The effects of delayed and appropriate economic reaction are significant. Malnutrition among children and pregnant women is on the rise, medicines to treat normal illnesses are out of reach for many poor people. This signals an alarming health crisis on the horizon. Sri Lanka had made leaps and bounds in several of its health indicators, the public health sector delivers world class results. But now it is short of essential medicines to treat patients, healthcare workers are unable to get to and from work due to the fuel shortage, ambulances are stuck in fuel queues. The medium to long term impacts of delaying economic reforms are dangerous.

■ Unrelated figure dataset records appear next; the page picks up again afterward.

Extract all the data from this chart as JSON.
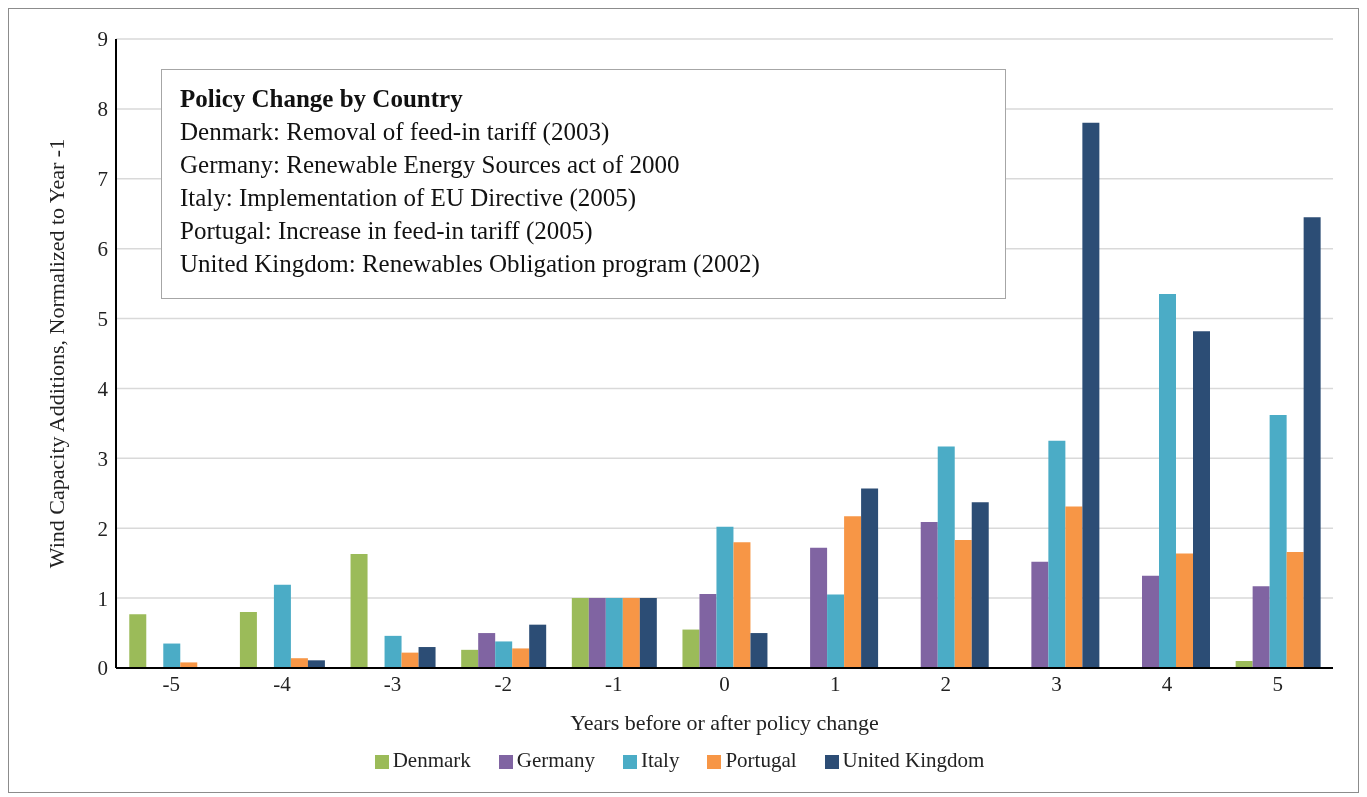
{
  "chart_data": {
    "type": "bar",
    "xlabel": "Years before or after policy change",
    "ylabel": "Wind Capacity Additions, Normalized to Year -1",
    "categories": [
      "-5",
      "-4",
      "-3",
      "-2",
      "-1",
      "0",
      "1",
      "2",
      "3",
      "4",
      "5"
    ],
    "series": [
      {
        "name": "Denmark",
        "color": "#9bbb59",
        "values": [
          0.77,
          0.8,
          1.63,
          0.26,
          1,
          0.55,
          null,
          null,
          null,
          null,
          0.1
        ]
      },
      {
        "name": "Germany",
        "color": "#8064a2",
        "values": [
          null,
          null,
          null,
          0.5,
          1,
          1.06,
          1.72,
          2.09,
          1.52,
          1.32,
          1.17
        ]
      },
      {
        "name": "Italy",
        "color": "#4bacc6",
        "values": [
          0.35,
          1.19,
          0.46,
          0.38,
          1,
          2.02,
          1.05,
          3.17,
          3.25,
          5.35,
          3.62
        ]
      },
      {
        "name": "Portugal",
        "color": "#f79646",
        "values": [
          0.08,
          0.14,
          0.22,
          0.28,
          1,
          1.8,
          2.17,
          1.83,
          2.31,
          1.64,
          1.66
        ]
      },
      {
        "name": "United Kingdom",
        "color": "#2c4d75",
        "values": [
          null,
          0.11,
          0.3,
          0.62,
          1,
          0.5,
          2.57,
          2.37,
          7.8,
          4.82,
          6.45
        ]
      }
    ],
    "ylim": [
      0,
      9
    ],
    "yticks": [
      0,
      1,
      2,
      3,
      4,
      5,
      6,
      7,
      8,
      9
    ],
    "grid": "y",
    "legend": "bottom",
    "annotations": [
      "Policy Change by Country",
      "Denmark: Removal of feed-in tariff (2003)",
      "Germany: Renewable Energy Sources act of 2000",
      "Italy: Implementation of EU Directive (2005)",
      "Portugal: Increase in feed-in tariff (2005)",
      "United Kingdom: Renewables Obligation program (2002)"
    ]
  }
}
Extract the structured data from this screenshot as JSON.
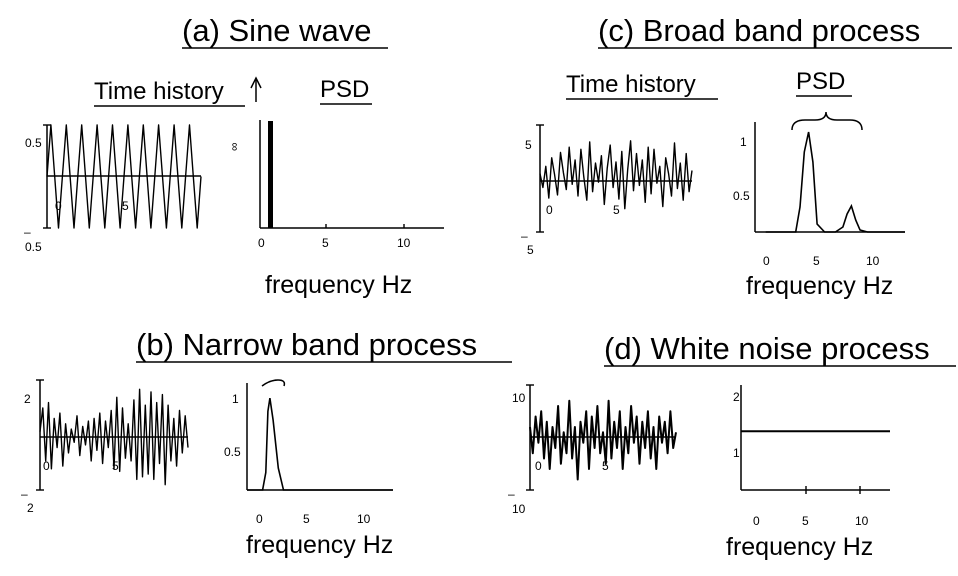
{
  "chart_data": [
    {
      "id": "a-time",
      "type": "line",
      "panel_title": "(a) Sine wave",
      "header": "Time history",
      "xticks": [
        "0",
        "5"
      ],
      "yticks": [
        "0.5",
        "–",
        "0.5"
      ],
      "description_values": {
        "amplitude": 0.5,
        "frequency_hz": 1,
        "duration_s": 10
      },
      "x": [
        0,
        0.25,
        0.5,
        0.75,
        1,
        1.25,
        1.5,
        1.75,
        2,
        2.25,
        2.5,
        2.75,
        3,
        3.25,
        3.5,
        3.75,
        4,
        4.25,
        4.5,
        4.75,
        5,
        5.25,
        5.5,
        5.75,
        6,
        6.25,
        6.5,
        6.75,
        7,
        7.25,
        7.5,
        7.75,
        8,
        8.25,
        8.5,
        8.75,
        9,
        9.25,
        9.5,
        9.75,
        10
      ],
      "y": [
        0,
        0.5,
        0,
        -0.5,
        0,
        0.5,
        0,
        -0.5,
        0,
        0.5,
        0,
        -0.5,
        0,
        0.5,
        0,
        -0.5,
        0,
        0.5,
        0,
        -0.5,
        0,
        0.5,
        0,
        -0.5,
        0,
        0.5,
        0,
        -0.5,
        0,
        0.5,
        0,
        -0.5,
        0,
        0.5,
        0,
        -0.5,
        0,
        0.5,
        0,
        -0.5,
        0
      ],
      "ylim": [
        -0.5,
        0.5
      ]
    },
    {
      "id": "a-psd",
      "type": "bar",
      "header": "PSD",
      "xlabel": "frequency Hz",
      "xticks": [
        "0",
        "5",
        "10"
      ],
      "yticks": [
        "∞"
      ],
      "x": [
        1
      ],
      "values": [
        1
      ],
      "ylim": [
        0,
        1
      ],
      "xlim": [
        -1,
        13
      ]
    },
    {
      "id": "b-time",
      "type": "line",
      "panel_title": "(b) Narrow band process",
      "xticks": [
        "0",
        "5"
      ],
      "yticks": [
        "2",
        "–",
        "2"
      ],
      "x": [
        0,
        0.25,
        0.5,
        0.75,
        1,
        1.25,
        1.5,
        1.75,
        2,
        2.25,
        2.5,
        2.75,
        3,
        3.25,
        3.5,
        3.75,
        4,
        4.25,
        4.5,
        4.75,
        5,
        5.25,
        5.5,
        5.75,
        6,
        6.25,
        6.5,
        6.75,
        7,
        7.25,
        7.5,
        7.75,
        8,
        8.25,
        8.5,
        8.75,
        9,
        9.25,
        9.5,
        9.75,
        10,
        10.25,
        10.5,
        10.75,
        11,
        11.25,
        11.5,
        11.75,
        12,
        12.25,
        12.5,
        12.75,
        13
      ],
      "y": [
        0.2,
        1.1,
        -0.9,
        1.3,
        -1.2,
        0.7,
        -0.4,
        0.9,
        -1.1,
        0.5,
        -0.6,
        0.3,
        -0.2,
        0.8,
        -0.7,
        0.4,
        -0.3,
        0.6,
        -0.9,
        0.7,
        -0.5,
        0.9,
        -1.0,
        0.6,
        -0.4,
        1.0,
        -1.2,
        1.5,
        -1.3,
        1.1,
        -0.8,
        0.5,
        -0.9,
        1.4,
        -1.6,
        1.8,
        -1.5,
        1.2,
        -1.4,
        1.7,
        -1.6,
        1.3,
        -1.0,
        1.6,
        -1.8,
        1.2,
        -0.9,
        0.7,
        -1.1,
        1.0,
        -0.6,
        0.8,
        -0.4
      ],
      "ylim": [
        -2,
        2
      ]
    },
    {
      "id": "b-psd",
      "type": "area",
      "xlabel": "frequency Hz",
      "xticks": [
        "0",
        "5",
        "10"
      ],
      "yticks": [
        "1",
        "0.5"
      ],
      "x": [
        -1,
        0,
        0.5,
        0.8,
        1.0,
        1.2,
        1.5,
        2.0,
        2.5,
        4,
        8,
        12,
        13
      ],
      "y": [
        0,
        0,
        0,
        0.2,
        0.9,
        1.05,
        0.8,
        0.25,
        0,
        0,
        0,
        0,
        0
      ],
      "xlim": [
        -1,
        13
      ],
      "ylim": [
        0,
        1.2
      ]
    },
    {
      "id": "c-time",
      "type": "line",
      "panel_title": "(c) Broad band process",
      "header": "Time history",
      "xticks": [
        "0",
        "5"
      ],
      "yticks": [
        "5",
        "–",
        "5"
      ],
      "x": [
        0,
        0.25,
        0.5,
        0.75,
        1,
        1.25,
        1.5,
        1.75,
        2,
        2.25,
        2.5,
        2.75,
        3,
        3.25,
        3.5,
        3.75,
        4,
        4.25,
        4.5,
        4.75,
        5,
        5.25,
        5.5,
        5.75,
        6,
        6.25,
        6.5,
        6.75,
        7,
        7.25,
        7.5,
        7.75,
        8,
        8.25,
        8.5,
        8.75,
        9,
        9.25,
        9.5,
        9.75,
        10,
        10.25,
        10.5,
        10.75,
        11,
        11.25,
        11.5,
        11.75,
        12,
        12.25,
        12.5,
        12.75,
        13
      ],
      "y": [
        0.5,
        -0.8,
        1.2,
        -1.8,
        2.0,
        0.4,
        -1.5,
        2.5,
        0.6,
        -1.0,
        3.0,
        -0.5,
        1.8,
        -1.6,
        2.8,
        0.2,
        -2.0,
        3.5,
        -1.2,
        1.5,
        -0.3,
        2.2,
        -2.4,
        1.0,
        3.2,
        -0.8,
        1.6,
        -1.9,
        2.6,
        -2.8,
        0.9,
        3.6,
        -1.1,
        2.4,
        -0.6,
        1.8,
        -2.2,
        3.0,
        -1.4,
        2.8,
        -0.4,
        1.2,
        -2.6,
        2.0,
        0.5,
        -1.6,
        3.4,
        -0.9,
        1.5,
        -2.0,
        2.4,
        -1.2,
        0.8
      ],
      "ylim": [
        -5,
        5
      ]
    },
    {
      "id": "c-psd",
      "type": "area",
      "header": "PSD",
      "xlabel": "frequency Hz",
      "xticks": [
        "0",
        "5",
        "10"
      ],
      "yticks": [
        "1",
        "0.5"
      ],
      "x": [
        0,
        2,
        2.8,
        3.2,
        3.6,
        4.0,
        4.4,
        4.8,
        5.5,
        6.5,
        7.2,
        7.6,
        8.0,
        8.4,
        8.8,
        9.5,
        12,
        13
      ],
      "y": [
        0,
        0,
        0,
        0.25,
        0.8,
        1.0,
        0.7,
        0.08,
        0,
        0,
        0.05,
        0.18,
        0.26,
        0.12,
        0.02,
        0,
        0,
        0
      ],
      "xlim": [
        -1,
        13
      ],
      "ylim": [
        0,
        1.2
      ]
    },
    {
      "id": "d-time",
      "type": "line",
      "panel_title": "(d) White noise process",
      "xticks": [
        "0",
        "5"
      ],
      "yticks": [
        "10",
        "–",
        "10"
      ],
      "x": [
        0,
        0.25,
        0.5,
        0.75,
        1,
        1.25,
        1.5,
        1.75,
        2,
        2.25,
        2.5,
        2.75,
        3,
        3.25,
        3.5,
        3.75,
        4,
        4.25,
        4.5,
        4.75,
        5,
        5.25,
        5.5,
        5.75,
        6,
        6.25,
        6.5,
        6.75,
        7,
        7.25,
        7.5,
        7.75,
        8,
        8.25,
        8.5,
        8.75,
        9,
        9.25,
        9.5,
        9.75,
        10,
        10.25,
        10.5,
        10.75,
        11,
        11.25,
        11.5,
        11.75,
        12,
        12.25,
        12.5,
        12.75,
        13
      ],
      "y": [
        2,
        -3,
        4,
        -1,
        5,
        -4,
        3,
        -6,
        2,
        -2,
        6,
        -5,
        1,
        -3,
        7,
        -4,
        2,
        -8,
        3,
        -1,
        5,
        -6,
        4,
        -2,
        6,
        -3,
        1,
        -5,
        7,
        -4,
        3,
        -2,
        5,
        -6,
        2,
        -3,
        6,
        -1,
        4,
        -5,
        3,
        -2,
        5,
        -4,
        2,
        -6,
        4,
        -1,
        3,
        -3,
        5,
        -2,
        1
      ],
      "ylim": [
        -10,
        10
      ]
    },
    {
      "id": "d-psd",
      "type": "line",
      "xlabel": "frequency Hz",
      "xticks": [
        "0",
        "5",
        "10"
      ],
      "yticks": [
        "2",
        "1"
      ],
      "x": [
        -1,
        13
      ],
      "y": [
        1.4,
        1.4
      ],
      "xlim": [
        -1,
        13
      ],
      "ylim": [
        0,
        2.5
      ]
    }
  ]
}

The social crisis that is brewing is also alarming. With migration statistics hitting new highs, the possibility of massive human capital flight seems inevitable. Highly skilled workers, such as IT sector and healthcare workers departing the country en masse does not bode well for Sri Lanka’s economic recovery. The departure of technical knowhow and industry expertise is detrimental. The longer the country takes to set itself on a path of recovery, the higher the chances of a complete collapse in human capital left behind in Sri Lanka.
If the possibility of these do not frighten anyone involved in economic planning, such as our parliamentarians, it is only because they lack the intellect to comprehend the sheer magnitude of the crisis Sri Lanka faces. There are only a handful of present parliamentarians who are able to grasp the depth of the abyss Sri Lanka is in, therefore, it is important that these parliamentarians be a major part of the forthcoming government. Sri Lanka cannot afford another Gotabayaesque leadership in which expertise is disregarded or misunderstood. Too many lives and futures hang in the balance.